RAMP's agent-based protocol demonstrates that the XCodeEval methodology generalizes, with preliminary results in C++ indicating cross-language viability (32.3% pass@1 for RAMP vs. 23.0% for LANTERN). This suggests the benchmark can serve as a foundation for multi-agent, test-driven APR in under-studied languages.
A plausible implication is that future iterations of XCodeEval should extend to multi-file, repository-scale bugs—especially for languages such as Ruby—and enrich the failure mode repertoire (e.g., to include I/O validation and stylistic correctness).
7. Impact and Research Outlook
XCodeEval has established itself as the preeminent execution-based, multilingual testbed for code-centric AI research, with unique value in program repair, synthesis, translation, and retrieval. Evaluations using current SOTA LLMs and open-source models have yielded performance notably lower than on prior code benchmarks (e.g., HumanEval), underscoring the greater challenge presented by XCodeEval's tasks and data regime. The benchmark's structure—emphasizing real execution, cross-linguistic diversity, and subtle, high-fidelity data splits—enables nuanced diagnostic and progress-tracking studies in automated reasoning, multilingual code modeling, and robust bug repair.

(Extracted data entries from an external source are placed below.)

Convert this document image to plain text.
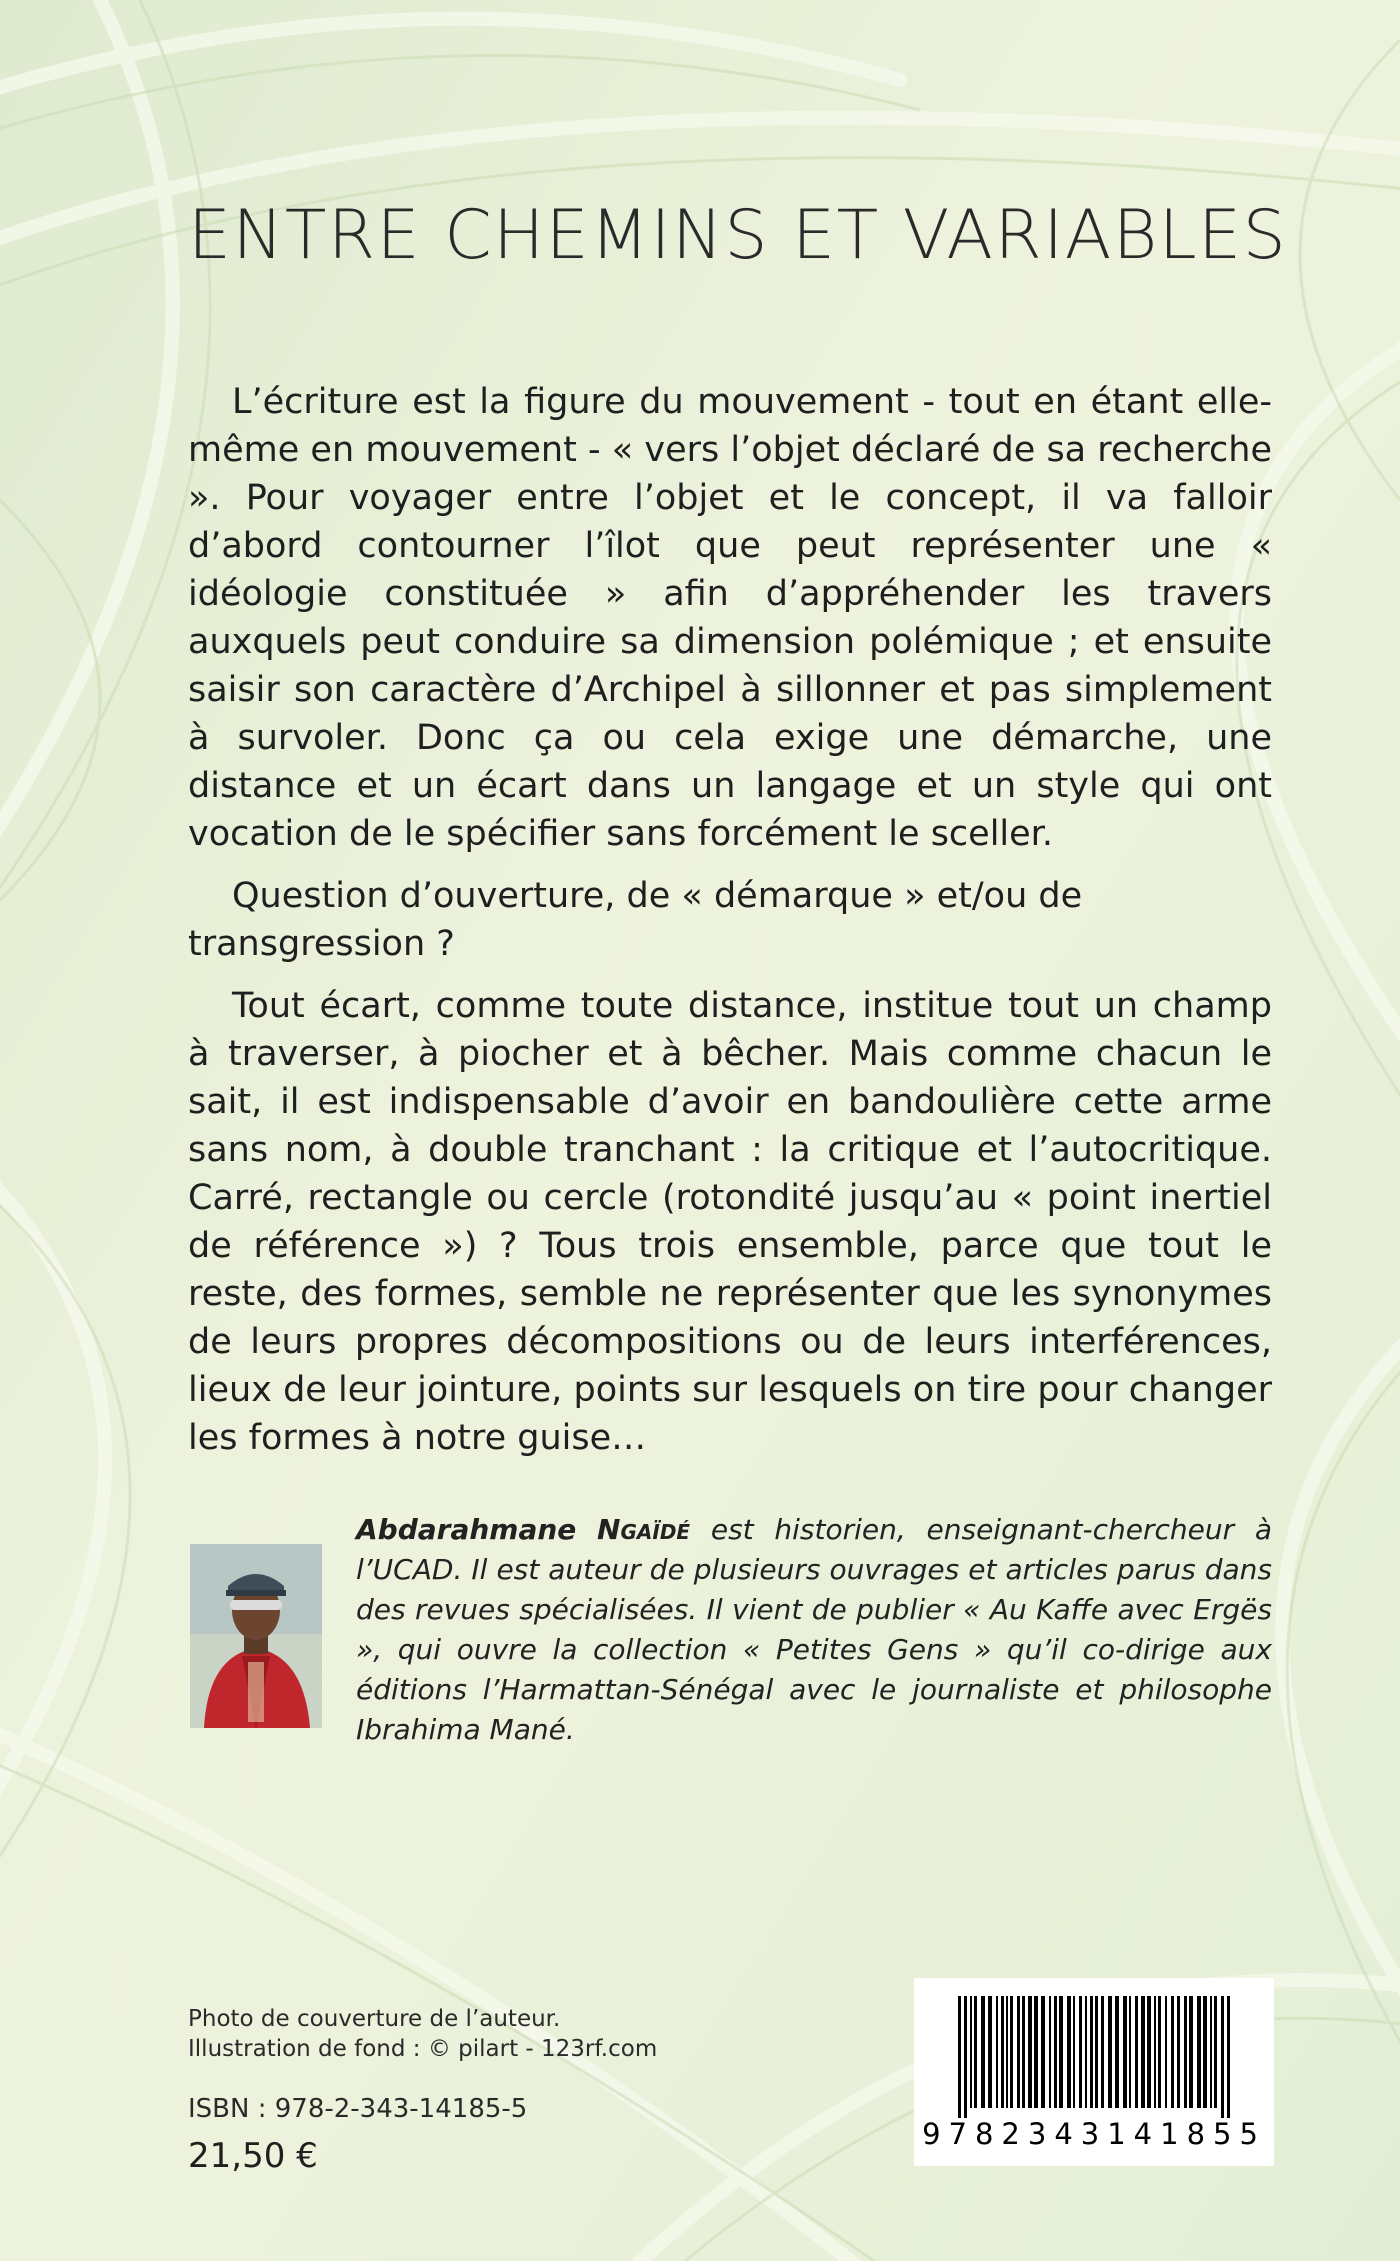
ENTRE CHEMINS ET VARIABLES

L’écriture est la figure du mouvement - tout en étant elle-même en mouvement - « vers l’objet déclaré de sa recherche ». Pour voyager entre l’objet et le concept, il va falloir d’abord contourner l’îlot que peut représenter une « idéologie constituée » afin d’appréhender les travers auxquels peut conduire sa dimension polémique ; et ensuite saisir son caractère d’Archipel à sillonner et pas simplement à survoler. Donc ça ou cela exige une démarche, une distance et un écart dans un langage et un style qui ont vocation de le spécifier sans forcément le sceller.

Question d’ouverture, de « démarque » et/ou de transgression ?

Tout écart, comme toute distance, institue tout un champ à traverser, à piocher et à bêcher. Mais comme chacun le sait, il est indispensable d’avoir en bandoulière cette arme sans nom, à double tranchant : la critique et l’autocritique. Carré, rectangle ou cercle (rotondité jusqu’au « point inertiel de référence ») ? Tous trois ensemble, parce que tout le reste, des formes, semble ne représenter que les synonymes de leurs propres décompositions ou de leurs interférences, lieux de leur jointure, points sur lesquels on tire pour changer les formes à notre guise…

Abdarahmane Ngaïdé est historien, enseignant-chercheur à l’UCAD. Il est auteur de plusieurs ouvrages et articles parus dans des revues spécialisées. Il vient de publier « Au Kaffe avec Ergës », qui ouvre la collection « Petites Gens » qu’il co-dirige aux éditions l’Harmattan-Sénégal avec le journaliste et philosophe Ibrahima Mané.
Photo de couverture de l’auteur.
Illustration de fond : © pilart - 123rf.com
ISBN : 978-2-343-14185-5
21,50 €
9782343141855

Future work in this space is expected to involve richer chain-of-thought prompting schemes, hybrid training regimens leveraging multilingual and execution-based feedback, evaluation protocols robust to data contamination, and benchmarks encompassing more complex, repository-scale and stateful programming challenges. Collectively, XCodeEval and its associated infrastructure remain essential for driving advances in AI-driven code generation and repair (Akbarpour et al., 6 Nov 2025, Khan et al., 2023).